DRUMCONDRA VILLAGE – UPPER DRUMCONDRA ROAD
Recently a visitor asked me how does one know the difference between ‘Upper’ and ‘Lower’ and the answer is that in general the section of a street nearest a river or canal is lower while the section furthest away from the river or canal is upper.
In the old days the better off people would live at the upper end of the street to avoid the smell of the water and also in order to avoid flooding. The exception is Mount Street Lower and Mount Street Upper as they are parallel but it could be argued the the lower street is closer to the river Liffey if the Grand Canal is not the reference.

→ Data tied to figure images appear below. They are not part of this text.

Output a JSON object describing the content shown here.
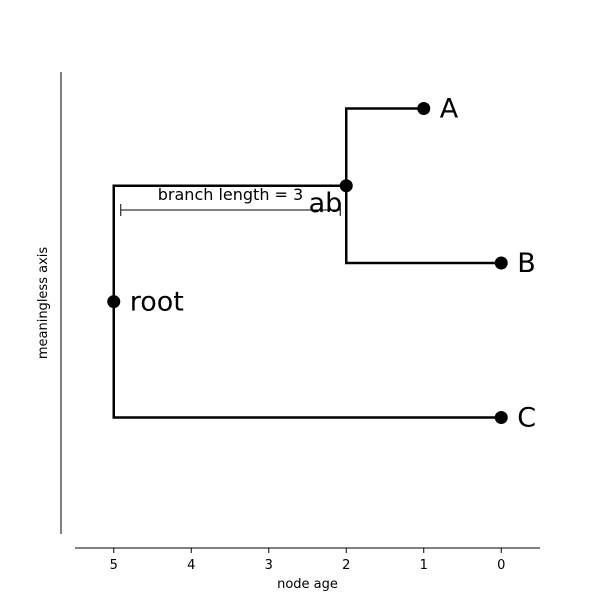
{
  "chart_data": {
    "type": "tree",
    "xlabel": "node age",
    "ylabel": "meaningless axis",
    "xlim": [
      5.5,
      -0.5
    ],
    "ylim": [
      0,
      4
    ],
    "xticks": [
      5,
      4,
      3,
      2,
      1,
      0
    ],
    "nodes": [
      {
        "id": "root",
        "label": "root",
        "age": 5,
        "y": 1.75
      },
      {
        "id": "ab",
        "label": "ab",
        "age": 2,
        "y": 2.5
      },
      {
        "id": "A",
        "label": "A",
        "age": 1,
        "y": 3.0
      },
      {
        "id": "B",
        "label": "B",
        "age": 0,
        "y": 2.0
      },
      {
        "id": "C",
        "label": "C",
        "age": 0,
        "y": 1.0
      }
    ],
    "edges": [
      {
        "from": "root",
        "to": "ab"
      },
      {
        "from": "root",
        "to": "C"
      },
      {
        "from": "ab",
        "to": "A"
      },
      {
        "from": "ab",
        "to": "B"
      }
    ],
    "annotation": {
      "text": "branch length = 3",
      "from_age": 5,
      "to_age": 2
    }
  }
}
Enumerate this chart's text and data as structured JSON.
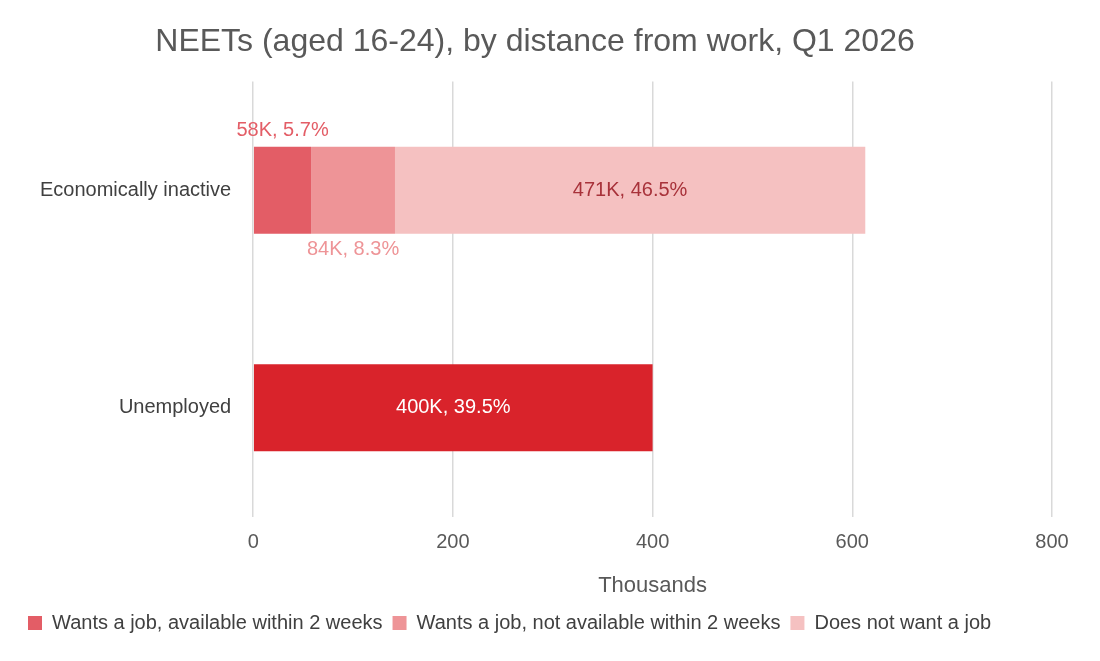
{
  "chart_data": {
    "type": "bar",
    "orientation": "horizontal",
    "stacked": true,
    "title": "NEETs (aged 16-24), by distance from work, Q1 2026",
    "xlabel": "Thousands",
    "categories": [
      "Economically inactive",
      "Unemployed"
    ],
    "series": [
      {
        "color": "#d9232b",
        "values": [
          null,
          400
        ]
      },
      {
        "name": "Wants a job, available within 2 weeks",
        "color": "#e35d66",
        "values": [
          58,
          null
        ]
      },
      {
        "name": "Wants a job, not available within 2 weeks",
        "color": "#ee9497",
        "values": [
          84,
          null
        ]
      },
      {
        "name": "Does not want a job",
        "color": "#f5c1c1",
        "values": [
          471,
          null
        ]
      }
    ],
    "annotations": [
      {
        "text": "58K, 5.7%",
        "x": 58,
        "y": "Economically inactive"
      },
      {
        "text": "84K, 8.3%",
        "x": 142,
        "y": "Economically inactive"
      },
      "471K, 46.5%",
      "400K, 39.5%"
    ],
    "xlim": [
      0,
      800
    ],
    "xticks": [
      0,
      200,
      400,
      600,
      800
    ],
    "grid": "x",
    "legend": "bottom"
  }
}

In the 1980s I lived in Drumcondra for about five years and I really liked the area. However, I cannot remember any area being described as Drumcondra Village but there is now a sign that welcomes visitors to Drumcondra Village so my memory must be failing.
According to Wikipedia the village of Drumcondra was the central area of the Parish of Clonturk, and the two names were used equally for the religious and civil parishes, but the new suburban district of Drumcondra now also encompasses the old Parish of St. Mary.
The Cat and Cage Pub on the Drumcondra Road was the site of an old postal stop and the point at which rebels, during the 1798 rebellion, seized a postal cart in order to signal to others in north County Dublin to revolt. The Cat and Cage is located at the corner of Church Avenue.